April, 18 2013, 02:51pm EDT

For Immediate Release
Contact:
Brendan Cummings, (760) 366-2232 x 304, bcummings@biologicaldiversity.org
Jenny Chang, (202) 495-3020, jenny.chang@sierraclub.org
New Lawsuit Aims to Protect More California Public Lands From Fracking
Center for Biological Diversity and Sierra Club Sue Interior Secretary for Auctioning 17,000 Acres of Federal Land for Fracking in Monterey, San Benito, Fresno Counties
SAN FRANCISCO
In the wake of a landmark legal victory against fracking on public lands last week, the Center for Biological Diversity and the Sierra Club filed a new lawsuit today challenging the Obama administration's auction of an additional 17,000 acres in Monterey, San Benito and Fresno counties for drilling and fracking.
The suit against newly appointed Interior Secretary Sally Jewell and the Bureau of Land Management says the government did not fully consider the dangers fracking poses to watersheds, endangered wildlife and air quality before auctioning the leases in December.
A federal judge ruled last week, in response to a previous lawsuit by the Center and the Sierra Club, that the BLM violated the law by issuing other oil leases in Monterey County without considering fracking's threat to the environment. It was the first court opinion to find a federal lease sale invalid for failing to address the risks of fracking.
"The federal government has to stop shrugging off the dangers of fracking pollution to California's public lands," said the Center's Brendan Cummings, who argued the previous fracking lawsuit in court. "Fracking and drilling in these beautiful places threatens precious wildlife habitat and endangers the whole Salinas Valley watershed. By opening up this land to oil exploitation, the Obama administration is putting our air and water at risk of contamination by dangerous fracking chemicals."
Fracking employs huge volumes of water, mixed with sand and toxic chemicals, to blast open rock formations and extract oil and gas. The controversial technique has already been used in hundreds -- and perhaps thousands -- of California oil and gas wells. Last year the BLM estimated that about 90 percent of wells currently drilled on federal lands were fracked.
"The Sierra Club opposes opening any new areas for oil and gas drilling, especially when long-term impacts to our health, environment and climate are still largely unknown," said Michael Brune, executive director of the Sierra Club. "Fracking for oil is not a safe solution for securing our energy future. Instead of leasing land for more dirty fuel drilling, the Obama administration needs to double down on clean energy."
Oil companies are increasingly interested in fracking the Monterey Shale, a geological formation beneath the BLM leases that contains an estimated 15.4 billion barrels of recoverable oil. Extracting the oil will almost certainly require fracking, which is known to pollute air, contaminate water and destroy natural landscapes.
Last year the BLM auctioned the lands to oil and gas companies at a December lease sale after only a cursory environmental review and despite objections from local citizens and businesses. All parcels were sold, but drilling hasn't started yet.
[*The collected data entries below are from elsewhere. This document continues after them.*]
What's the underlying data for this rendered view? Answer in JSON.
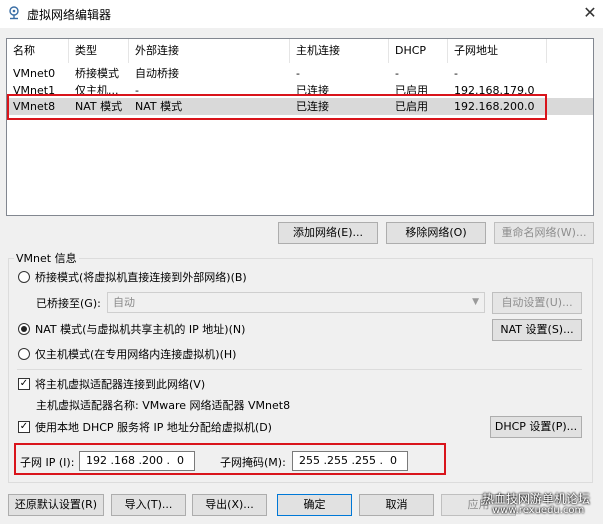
{
  "window": {
    "title": "虚拟网络编辑器"
  },
  "network_table": {
    "columns": [
      "名称",
      "类型",
      "外部连接",
      "主机连接",
      "DHCP",
      "子网地址"
    ],
    "rows": [
      [
        "VMnet0",
        "桥接模式",
        "自动桥接",
        "-",
        "-",
        "-"
      ],
      [
        "VMnet1",
        "仅主机...",
        "-",
        "已连接",
        "已启用",
        "192.168.179.0"
      ],
      [
        "VMnet8",
        "NAT 模式",
        "NAT 模式",
        "已连接",
        "已启用",
        "192.168.200.0"
      ]
    ],
    "selected_row": 2
  },
  "table_buttons": {
    "add": "添加网络(E)...",
    "remove": "移除网络(O)",
    "rename": "重命名网络(W)..."
  },
  "vmnet_info": {
    "label": "VMnet 信息",
    "bridge_mode": "桥接模式(将虚拟机直接连接到外部网络)(B)",
    "bridged_to_label": "已桥接至(G):",
    "bridged_to_value": "自动",
    "auto_settings": "自动设置(U)...",
    "nat_mode": "NAT 模式(与虚拟机共享主机的 IP 地址)(N)",
    "nat_settings": "NAT 设置(S)...",
    "host_only": "仅主机模式(在专用网络内连接虚拟机)(H)",
    "selected_mode": "nat",
    "connect_adapter": "将主机虚拟适配器连接到此网络(V)",
    "connect_adapter_checked": true,
    "adapter_name": "主机虚拟适配器名称: VMware 网络适配器 VMnet8",
    "use_dhcp": "使用本地 DHCP 服务将 IP 地址分配给虚拟机(D)",
    "use_dhcp_checked": true,
    "dhcp_settings": "DHCP 设置(P)...",
    "subnet_ip_label": "子网 IP (I):",
    "subnet_ip": "192 .168 .200 .  0",
    "subnet_mask_label": "子网掩码(M):",
    "subnet_mask": "255 .255 .255 .  0"
  },
  "footer_buttons": {
    "restore": "还原默认设置(R)",
    "import": "导入(T)...",
    "export": "导出(X)...",
    "ok": "确定",
    "cancel": "取消",
    "apply": "应用"
  },
  "watermark": {
    "line1": "热血技网游单机论坛",
    "line2": "www.rexuedu.com"
  },
  "colors": {
    "highlight": "#d9141b",
    "selected_row": "#d9d9d9"
  }
}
Fracking routinely uses numerous toxic chemicals, including methanol, benzene and trimethylbenzene. A recent Colorado School of Public Health study found that fracking increases cancer risk and contributes to serious neurological and respiratory problems in people living near fracked wells.
Wildlife is also at risk. Fish can die when fracking fluid contaminates streams and rivers, birds can be poisoned by chemicals in wastewater ponds, and the intense industrial development that accompanies fracking pushes threatened or endangered animals out of wild areas they need to survive.
Continued drilling and fracking also releases huge amounts of methane, an extremely powerful global warming gas. Methane is about 105 times more potent than carbon dioxide as a greenhouse gas over a 20-year period, bringing us closer to climate disaster with every well drilled.
At the Center for Biological Diversity, we believe that the welfare of human beings is deeply linked to nature — to the existence in our world of a vast diversity of wild animals and plants. Because diversity has intrinsic value, and because its loss impoverishes society, we work to secure a future for all species, great and small, hovering on the brink of extinction. We do so through science, law and creative media, with a focus on protecting the lands, waters and climate that species need to survive.